LIVRO: "E Se Eu Fosse Deus?"



LIVRO: “E Se Eu Fosse Deus?”,
de Fernando Correia
Ed. Guerra e Paz, Setembro de 2017


“E Se Eu Fosse Deus?” é a história do encontro de Fernando Correia, jornalista, com Henrique, um homem que “tem uma casa grande, enorme, a perder de vista. O seu tecto é o céu. O calor que lhe chega vem do sol (…). O soalho é, na maioria das vezes, de erva e pedra.” Ao longo do livro, Henrique vai encetar um diálogo com o narrador que, mais do que levá-lo a visitar os “bas fond” da cidade, o obrigará a mergulhar no mais profundo de si mesmo, à procura da resposta a essa pergunta enigmática: “E se eu fosse Deus?”. De Monsanto à Gare do Oriente, do Rossio a Pina Manique, ambos irão viver as histórias de Palmira, de Natália do Casalinho, do Dr.
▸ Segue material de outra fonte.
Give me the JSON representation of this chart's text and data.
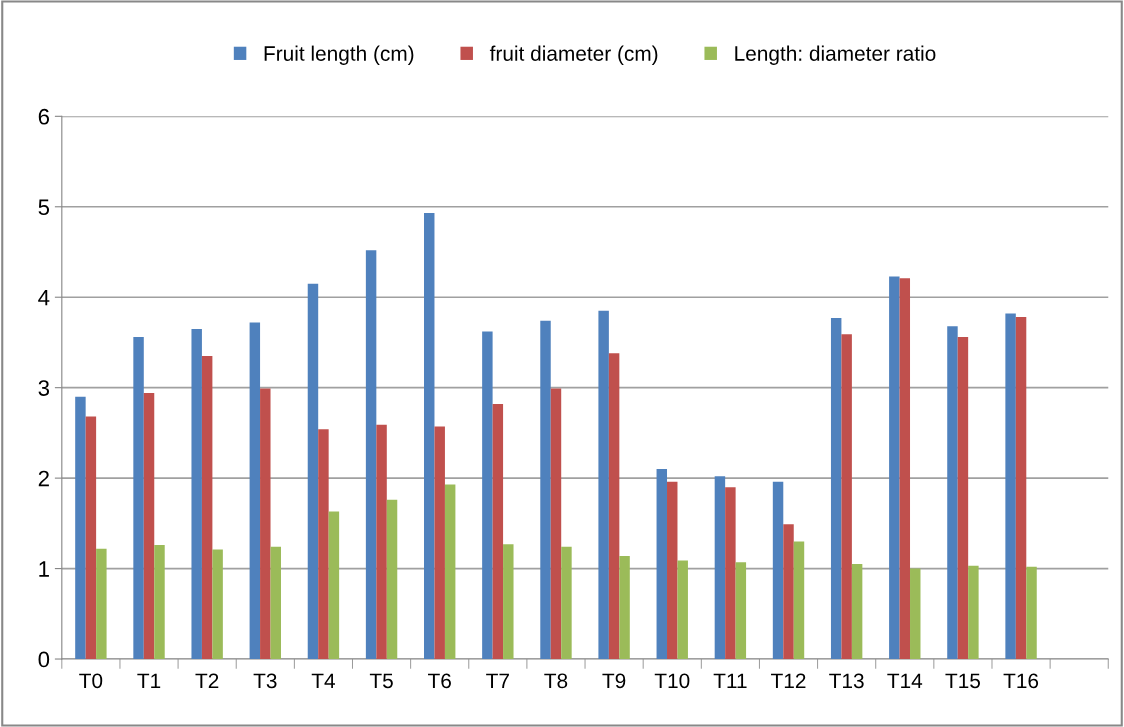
{
  "chart_data": {
    "type": "bar",
    "categories": [
      "T0",
      "T1",
      "T2",
      "T3",
      "T4",
      "T5",
      "T6",
      "T7",
      "T8",
      "T9",
      "T10",
      "T11",
      "T12",
      "T13",
      "T14",
      "T15",
      "T16",
      null
    ],
    "series": [
      {
        "name": "Fruit length (cm)",
        "color": "#4f81bd",
        "values": [
          2.9,
          3.56,
          3.65,
          3.72,
          4.15,
          4.52,
          4.93,
          3.62,
          3.74,
          3.85,
          2.1,
          2.02,
          1.96,
          3.77,
          4.23,
          3.68,
          3.82,
          null
        ]
      },
      {
        "name": "fruit diameter (cm)",
        "color": "#c0504d",
        "values": [
          2.68,
          2.94,
          3.35,
          2.99,
          2.54,
          2.59,
          2.57,
          2.82,
          2.99,
          3.38,
          1.96,
          1.9,
          1.49,
          3.59,
          4.21,
          3.56,
          3.78,
          null
        ]
      },
      {
        "name": "Length: diameter ratio",
        "color": "#9bbb59",
        "values": [
          1.22,
          1.26,
          1.21,
          1.24,
          1.63,
          1.76,
          1.93,
          1.27,
          1.24,
          1.14,
          1.09,
          1.07,
          1.3,
          1.05,
          1.0,
          1.03,
          1.02,
          null
        ]
      }
    ],
    "ylim": [
      0,
      6
    ],
    "yticks": [
      0,
      1,
      2,
      3,
      4,
      5,
      6
    ],
    "grid": "y",
    "legend": "top"
  }
}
Magalhães, de Maria Madalena, do “homem do futebol”, de Miss Lizzy, de Maria das Dores, de Carla com o seu bebé, do Ti Chico e de muitos outros, anónimos e desprotegidos, onde se descobre tanto de humanismo e dignidade como de uma forte vergonha em não se quererem mostrar e de uma raiva ainda mais forte contra os que mandam e não têm vergonha.

Crónica duma actualidade premente, “E Se Eu Fosse Deus?” pode ser visto como um manifesto filosófico onde, no limite, a rua é sinónimo de liberdade. Sem-abrigo por opção, em nome da própria liberdade, Henrique sabe de antemão que não pode ser Deus, mas sabe o que faria e como actuaria se fosse Deus! Transitando entre a verdade do livro e a verdade de todos e de cada um, esta é uma história que convida o leitor a encontrar respostas verdadeiramente transformadoras, fazendo-o olhar em volta e levando-o a uma tomada de consciência dos problemas e da forma de os resolver com a necessária adequação e urgência. E isto não diz respeito apenas ao problema dos sem-abrigo, mas contempla igualmente a droga e o álcool, a exploração de menores, a prostituição feminina e masculina, o desemprego e a fome, a violência doméstica, o abandono dos idosos em lares e muitas outras chagas sociais que alastram nos dias de hoje.

Embora “E Se Eu Fosse Deus?” se defina como um romance, percebe-se no livro uma dimensão que vai muito além disso. A narrativa filia-se no jornalismo de investigação e segue um fio condutor que visa unir as várias histórias, sem contudo renegar a sua identidade. Fernando Correia assume-se, desde o início, como o jornalista que é e, de forma idónea, consegue levar o seu papel até ao fim, num registo realista, ao mesmo tempo acutilante e comovedor. É na verdade com que são identificados e denunciados a miséria e o caos social e moral em torno dos sem-abrigo que reside a grande força deste livro. Um livro escrito com o coração mas que consegue manter a lucidez e o distanciamento necessários para não cair na pieguice ou no moralismo fácil, oferecendo ao leitor um retrato vivo e objectivo duma realidade à qual a maioria prefere virar a cara.